Current Treatment Options • Surgery and other procedures may treat individual VHL disease associated tumors, often with substantial associated morbidity.
• While small studies describe the use of kinase inhibitors to treat localized VHL disease associated RCC tumors, these data have not been FDA-reviewed and this represents off-label use.
• Efficacy data for use of kinase inhibitors in other VHL disease associated tumors is even less well-characterized.
There are no approved therapies for VHL disease associated tumors despite an unmet medical need.
Benefit • In a single-arm trial, the confirmed response rate by IRC for belzutifan in 61 patients with RCC evaluated at the proposed dose was 49% (95% CI: 36 to 62). The median duration of response was not reached (range 3+ to 22+ months).
• Responses were also seen in other VHL-associated tumors, including an ORR of 83% (95% CI: 52 to 98) for 12 patients with evaluable pNET and an ORR of 63% (95% CI: 4 to 30) for 24 patients with evaluable CNS hemangioblastomas.
Belzutifan has demonstrated a substantial ORR and DOR for VHL disease associated RCC and other tumors that represents direct clinical benefit.
Risk and Risk Management • The most commonly reported treatment emergent adverse events were decreased hemoglobin, anemia, fatigue, increased creatinine, headache, dizziness, increased glucose and nausea. Anemia, Hypoxia, and Embryo-Fetal Toxicity are labeled as Warnings and Precautions. Embryo-Fetal Toxicity is also a boxed warning due to the young age of patients and long-term use in the otherwise relatively healthy approval population.

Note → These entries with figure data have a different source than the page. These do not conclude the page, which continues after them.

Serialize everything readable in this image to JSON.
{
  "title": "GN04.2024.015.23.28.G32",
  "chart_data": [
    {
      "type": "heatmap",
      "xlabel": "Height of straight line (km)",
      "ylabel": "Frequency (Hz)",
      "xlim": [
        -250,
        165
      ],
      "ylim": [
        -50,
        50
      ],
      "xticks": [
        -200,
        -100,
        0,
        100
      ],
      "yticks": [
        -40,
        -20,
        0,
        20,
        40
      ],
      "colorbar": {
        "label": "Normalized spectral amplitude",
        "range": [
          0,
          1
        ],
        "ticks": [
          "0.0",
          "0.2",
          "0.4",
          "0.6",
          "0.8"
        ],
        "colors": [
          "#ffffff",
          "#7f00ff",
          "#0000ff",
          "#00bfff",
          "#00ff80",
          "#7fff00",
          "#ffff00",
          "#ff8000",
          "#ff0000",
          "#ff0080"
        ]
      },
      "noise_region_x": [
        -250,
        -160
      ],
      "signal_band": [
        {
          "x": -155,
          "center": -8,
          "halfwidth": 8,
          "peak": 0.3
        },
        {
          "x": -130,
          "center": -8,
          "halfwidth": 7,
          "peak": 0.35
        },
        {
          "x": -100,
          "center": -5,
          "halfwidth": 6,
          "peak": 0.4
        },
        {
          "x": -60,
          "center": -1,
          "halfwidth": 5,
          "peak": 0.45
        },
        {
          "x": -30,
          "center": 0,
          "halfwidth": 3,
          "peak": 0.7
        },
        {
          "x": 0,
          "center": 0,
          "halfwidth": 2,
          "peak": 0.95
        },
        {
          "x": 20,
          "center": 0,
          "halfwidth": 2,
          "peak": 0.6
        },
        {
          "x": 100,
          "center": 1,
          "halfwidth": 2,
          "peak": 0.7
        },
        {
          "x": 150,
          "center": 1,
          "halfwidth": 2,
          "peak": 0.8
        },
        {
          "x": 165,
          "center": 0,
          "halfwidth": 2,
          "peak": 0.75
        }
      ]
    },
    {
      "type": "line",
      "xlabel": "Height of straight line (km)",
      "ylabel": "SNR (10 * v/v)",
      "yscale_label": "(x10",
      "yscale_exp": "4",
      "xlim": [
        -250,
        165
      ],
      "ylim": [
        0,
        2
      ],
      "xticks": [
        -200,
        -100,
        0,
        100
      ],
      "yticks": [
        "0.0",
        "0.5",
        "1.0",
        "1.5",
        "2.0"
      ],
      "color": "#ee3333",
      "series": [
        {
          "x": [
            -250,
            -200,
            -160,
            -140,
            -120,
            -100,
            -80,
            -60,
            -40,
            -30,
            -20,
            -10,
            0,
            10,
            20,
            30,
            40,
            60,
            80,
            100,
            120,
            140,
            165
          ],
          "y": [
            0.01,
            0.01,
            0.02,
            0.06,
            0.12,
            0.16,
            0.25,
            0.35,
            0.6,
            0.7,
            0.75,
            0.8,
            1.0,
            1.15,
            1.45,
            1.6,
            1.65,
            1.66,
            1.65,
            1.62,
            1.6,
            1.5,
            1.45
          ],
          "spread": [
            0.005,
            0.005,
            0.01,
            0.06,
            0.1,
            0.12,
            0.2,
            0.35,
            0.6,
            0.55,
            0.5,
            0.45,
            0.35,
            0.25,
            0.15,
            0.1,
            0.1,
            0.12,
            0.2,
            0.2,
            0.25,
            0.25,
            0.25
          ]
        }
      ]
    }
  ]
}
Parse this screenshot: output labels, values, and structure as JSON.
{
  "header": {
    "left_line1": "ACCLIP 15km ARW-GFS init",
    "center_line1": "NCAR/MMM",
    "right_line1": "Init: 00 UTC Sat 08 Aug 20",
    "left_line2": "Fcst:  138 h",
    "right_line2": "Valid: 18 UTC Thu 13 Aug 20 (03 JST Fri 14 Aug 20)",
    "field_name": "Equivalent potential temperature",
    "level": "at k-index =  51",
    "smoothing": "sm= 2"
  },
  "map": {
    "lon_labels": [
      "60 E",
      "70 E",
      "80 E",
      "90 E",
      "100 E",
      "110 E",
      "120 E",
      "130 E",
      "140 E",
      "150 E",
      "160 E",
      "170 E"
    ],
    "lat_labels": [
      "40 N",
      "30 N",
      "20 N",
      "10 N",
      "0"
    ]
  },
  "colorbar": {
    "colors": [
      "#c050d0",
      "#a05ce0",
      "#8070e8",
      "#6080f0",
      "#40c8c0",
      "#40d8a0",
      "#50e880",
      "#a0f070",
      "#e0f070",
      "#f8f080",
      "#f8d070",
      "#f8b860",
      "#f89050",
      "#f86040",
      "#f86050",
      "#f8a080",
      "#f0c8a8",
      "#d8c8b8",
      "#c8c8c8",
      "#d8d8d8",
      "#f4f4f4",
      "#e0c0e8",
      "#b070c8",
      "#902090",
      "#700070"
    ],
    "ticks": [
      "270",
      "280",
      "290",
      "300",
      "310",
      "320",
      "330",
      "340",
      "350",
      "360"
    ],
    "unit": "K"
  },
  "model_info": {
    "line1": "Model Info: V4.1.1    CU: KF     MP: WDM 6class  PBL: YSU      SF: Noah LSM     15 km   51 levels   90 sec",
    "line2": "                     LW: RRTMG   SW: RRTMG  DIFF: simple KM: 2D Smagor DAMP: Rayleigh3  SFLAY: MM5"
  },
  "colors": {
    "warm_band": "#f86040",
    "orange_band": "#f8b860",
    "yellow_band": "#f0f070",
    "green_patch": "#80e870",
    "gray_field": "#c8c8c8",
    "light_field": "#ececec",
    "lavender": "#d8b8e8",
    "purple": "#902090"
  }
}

• The Applicant will submit extended follow-up of patients on MK-6482-004 as post-marketing information to further characterize safety and describe efficacy. An additional study will further evaluate and describe efficacy of belzutifan in patients with VHL disease associated non-RCC tumors.
The risk-benefit profile of belzutifan is acceptable in the approved patient population.

Additional post-marketing trial data may further inform belzutifan labeling.

Note: Table adapted from FDA’s Multi-Discipline Review; there are no restrictions on its use (14).